In a rather interesting development of events, Italian exchange Bitgrail announced today that they will be refunding victims of an altcoin hack with a self-issued token. The token will be called “Bitgrail Shares” (BGS) and will have an initial price of 10.5$ per token.
This was revealed in a document released by the admin and creator of a telegram group of the victims of the said hack. In the document, it is specified that when the exchange reopens operations, the Nano victims will be reimbursed with 20% of nano coins and 80% of the alluded new tokens.
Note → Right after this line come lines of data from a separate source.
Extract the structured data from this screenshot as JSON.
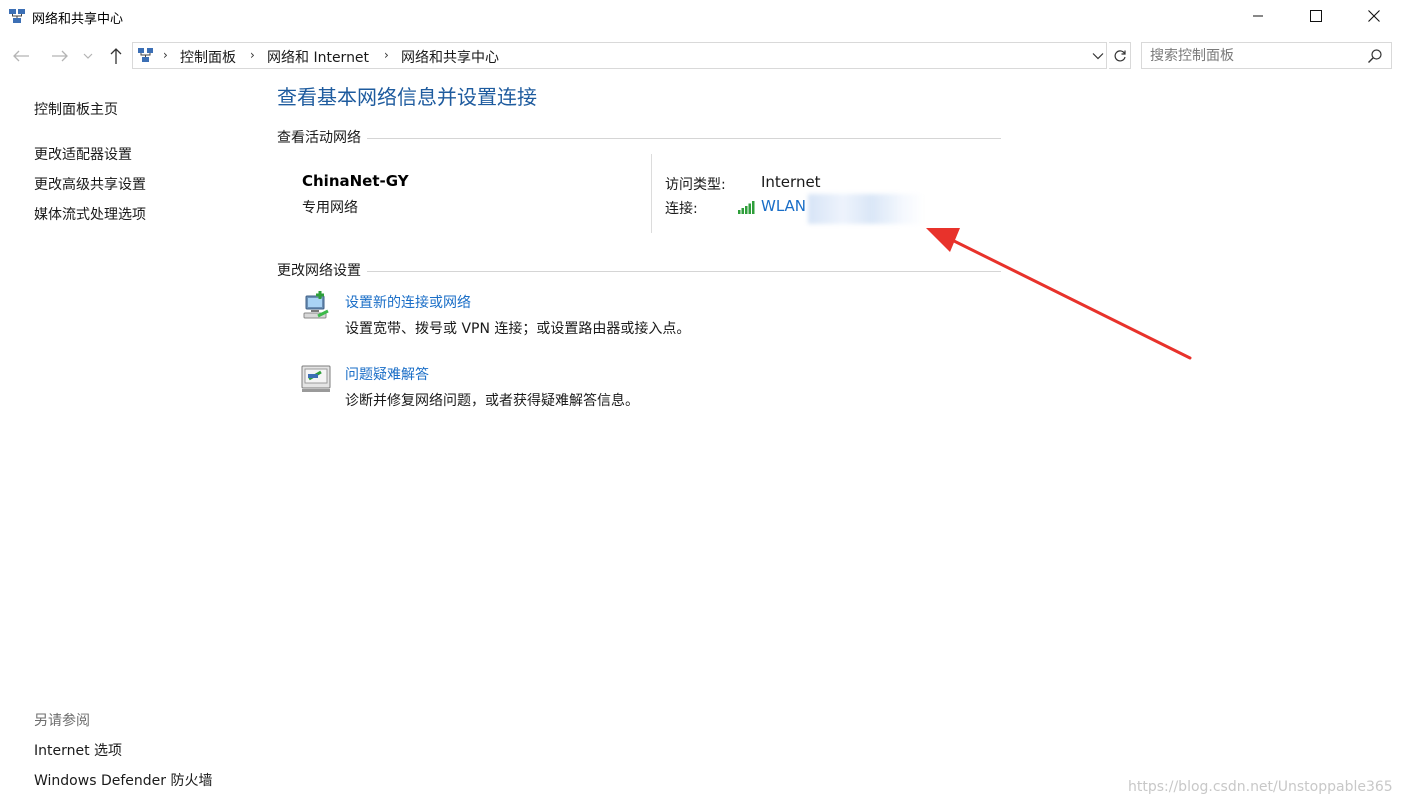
{
  "window": {
    "title": "网络和共享中心",
    "minimize_icon": "minimize-icon",
    "maximize_icon": "maximize-icon",
    "close_icon": "close-icon"
  },
  "address_bar": {
    "breadcrumbs": [
      "控制面板",
      "网络和 Internet",
      "网络和共享中心"
    ],
    "separator": "›"
  },
  "search": {
    "placeholder": "搜索控制面板",
    "value": ""
  },
  "left_nav": {
    "home": "控制面板主页",
    "items": [
      "更改适配器设置",
      "更改高级共享设置",
      "媒体流式处理选项"
    ],
    "see_also_title": "另请参阅",
    "see_also": [
      "Internet 选项",
      "Windows Defender 防火墙"
    ]
  },
  "main": {
    "title": "查看基本网络信息并设置连接",
    "active_networks": {
      "heading": "查看活动网络",
      "network_name": "ChinaNet-GY",
      "network_type": "专用网络",
      "access_type_label": "访问类型:",
      "access_type_value": "Internet",
      "connection_label": "连接:",
      "connection_value": "WLAN"
    },
    "change_settings": {
      "heading": "更改网络设置",
      "tasks": [
        {
          "title": "设置新的连接或网络",
          "desc": "设置宽带、拨号或 VPN 连接；或设置路由器或接入点。",
          "icon": "new-connection-icon"
        },
        {
          "title": "问题疑难解答",
          "desc": "诊断并修复网络问题，或者获得疑难解答信息。",
          "icon": "troubleshoot-icon"
        }
      ]
    }
  },
  "watermark": "https://blog.csdn.net/Unstoppable365",
  "colors": {
    "link": "#1a6ec7",
    "title": "#1e5b9e",
    "arrow": "#e8322b",
    "signal": "#2e9e3a"
  }
}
It states:
Each end of the month, Bitgrail will use 50% of platform profits to buy back BGS from customer proportionally, at a fixed buyback price of 10.5$ / BGS. Of course alternatively, users can trade their BGS on the platform for market price instead of fixed buyback price.
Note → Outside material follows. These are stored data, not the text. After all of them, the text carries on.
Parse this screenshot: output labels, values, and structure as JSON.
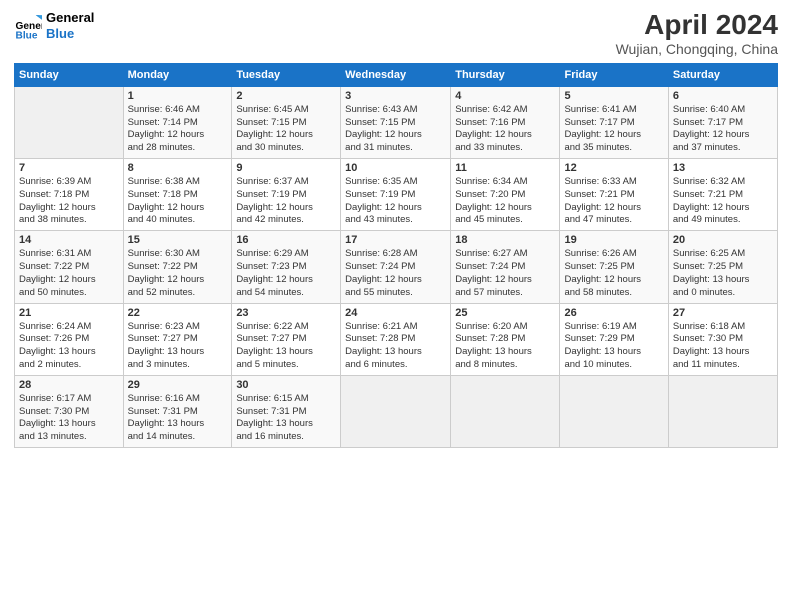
{
  "header": {
    "title": "April 2024",
    "subtitle": "Wujian, Chongqing, China"
  },
  "columns": [
    "Sunday",
    "Monday",
    "Tuesday",
    "Wednesday",
    "Thursday",
    "Friday",
    "Saturday"
  ],
  "weeks": [
    [
      {
        "num": "",
        "info": ""
      },
      {
        "num": "1",
        "info": "Sunrise: 6:46 AM\nSunset: 7:14 PM\nDaylight: 12 hours\nand 28 minutes."
      },
      {
        "num": "2",
        "info": "Sunrise: 6:45 AM\nSunset: 7:15 PM\nDaylight: 12 hours\nand 30 minutes."
      },
      {
        "num": "3",
        "info": "Sunrise: 6:43 AM\nSunset: 7:15 PM\nDaylight: 12 hours\nand 31 minutes."
      },
      {
        "num": "4",
        "info": "Sunrise: 6:42 AM\nSunset: 7:16 PM\nDaylight: 12 hours\nand 33 minutes."
      },
      {
        "num": "5",
        "info": "Sunrise: 6:41 AM\nSunset: 7:17 PM\nDaylight: 12 hours\nand 35 minutes."
      },
      {
        "num": "6",
        "info": "Sunrise: 6:40 AM\nSunset: 7:17 PM\nDaylight: 12 hours\nand 37 minutes."
      }
    ],
    [
      {
        "num": "7",
        "info": "Sunrise: 6:39 AM\nSunset: 7:18 PM\nDaylight: 12 hours\nand 38 minutes."
      },
      {
        "num": "8",
        "info": "Sunrise: 6:38 AM\nSunset: 7:18 PM\nDaylight: 12 hours\nand 40 minutes."
      },
      {
        "num": "9",
        "info": "Sunrise: 6:37 AM\nSunset: 7:19 PM\nDaylight: 12 hours\nand 42 minutes."
      },
      {
        "num": "10",
        "info": "Sunrise: 6:35 AM\nSunset: 7:19 PM\nDaylight: 12 hours\nand 43 minutes."
      },
      {
        "num": "11",
        "info": "Sunrise: 6:34 AM\nSunset: 7:20 PM\nDaylight: 12 hours\nand 45 minutes."
      },
      {
        "num": "12",
        "info": "Sunrise: 6:33 AM\nSunset: 7:21 PM\nDaylight: 12 hours\nand 47 minutes."
      },
      {
        "num": "13",
        "info": "Sunrise: 6:32 AM\nSunset: 7:21 PM\nDaylight: 12 hours\nand 49 minutes."
      }
    ],
    [
      {
        "num": "14",
        "info": "Sunrise: 6:31 AM\nSunset: 7:22 PM\nDaylight: 12 hours\nand 50 minutes."
      },
      {
        "num": "15",
        "info": "Sunrise: 6:30 AM\nSunset: 7:22 PM\nDaylight: 12 hours\nand 52 minutes."
      },
      {
        "num": "16",
        "info": "Sunrise: 6:29 AM\nSunset: 7:23 PM\nDaylight: 12 hours\nand 54 minutes."
      },
      {
        "num": "17",
        "info": "Sunrise: 6:28 AM\nSunset: 7:24 PM\nDaylight: 12 hours\nand 55 minutes."
      },
      {
        "num": "18",
        "info": "Sunrise: 6:27 AM\nSunset: 7:24 PM\nDaylight: 12 hours\nand 57 minutes."
      },
      {
        "num": "19",
        "info": "Sunrise: 6:26 AM\nSunset: 7:25 PM\nDaylight: 12 hours\nand 58 minutes."
      },
      {
        "num": "20",
        "info": "Sunrise: 6:25 AM\nSunset: 7:25 PM\nDaylight: 13 hours\nand 0 minutes."
      }
    ],
    [
      {
        "num": "21",
        "info": "Sunrise: 6:24 AM\nSunset: 7:26 PM\nDaylight: 13 hours\nand 2 minutes."
      },
      {
        "num": "22",
        "info": "Sunrise: 6:23 AM\nSunset: 7:27 PM\nDaylight: 13 hours\nand 3 minutes."
      },
      {
        "num": "23",
        "info": "Sunrise: 6:22 AM\nSunset: 7:27 PM\nDaylight: 13 hours\nand 5 minutes."
      },
      {
        "num": "24",
        "info": "Sunrise: 6:21 AM\nSunset: 7:28 PM\nDaylight: 13 hours\nand 6 minutes."
      },
      {
        "num": "25",
        "info": "Sunrise: 6:20 AM\nSunset: 7:28 PM\nDaylight: 13 hours\nand 8 minutes."
      },
      {
        "num": "26",
        "info": "Sunrise: 6:19 AM\nSunset: 7:29 PM\nDaylight: 13 hours\nand 10 minutes."
      },
      {
        "num": "27",
        "info": "Sunrise: 6:18 AM\nSunset: 7:30 PM\nDaylight: 13 hours\nand 11 minutes."
      }
    ],
    [
      {
        "num": "28",
        "info": "Sunrise: 6:17 AM\nSunset: 7:30 PM\nDaylight: 13 hours\nand 13 minutes."
      },
      {
        "num": "29",
        "info": "Sunrise: 6:16 AM\nSunset: 7:31 PM\nDaylight: 13 hours\nand 14 minutes."
      },
      {
        "num": "30",
        "info": "Sunrise: 6:15 AM\nSunset: 7:31 PM\nDaylight: 13 hours\nand 16 minutes."
      },
      {
        "num": "",
        "info": ""
      },
      {
        "num": "",
        "info": ""
      },
      {
        "num": "",
        "info": ""
      },
      {
        "num": "",
        "info": ""
      }
    ]
  ]
}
It is still unclear who has the responsibility of the alleged “hack”, or if it was a hack. There has been a lot of finger-pointing in this incident, but without evidence to support them. Bitgrail claims that the hack was the result of a wallet vulnerability and that they don’t have any responsibility whatsoever in this incident. But the Nano team believes otherwise. They suspect that Bitgrail may have performed an exit scam; the company was facing liquidity problems at the time and many customers couldn’t withdraw their money. Until the investigators find what really happened, there is nothing more than speculation.
Nonetheless, this is a welcome outcome for the affected users. After the incident happened, Mr. Francesco Firano, head of Bitgrail declared in an interview that paying users for the hack would be “impossible”. Still, non-EU residents are getting the short end of the stick, because they will be reimbursed at a later date. A confusing move that could be interpreted by some as an admission of guilt, but that will benefit Nano holders on Bitgrail.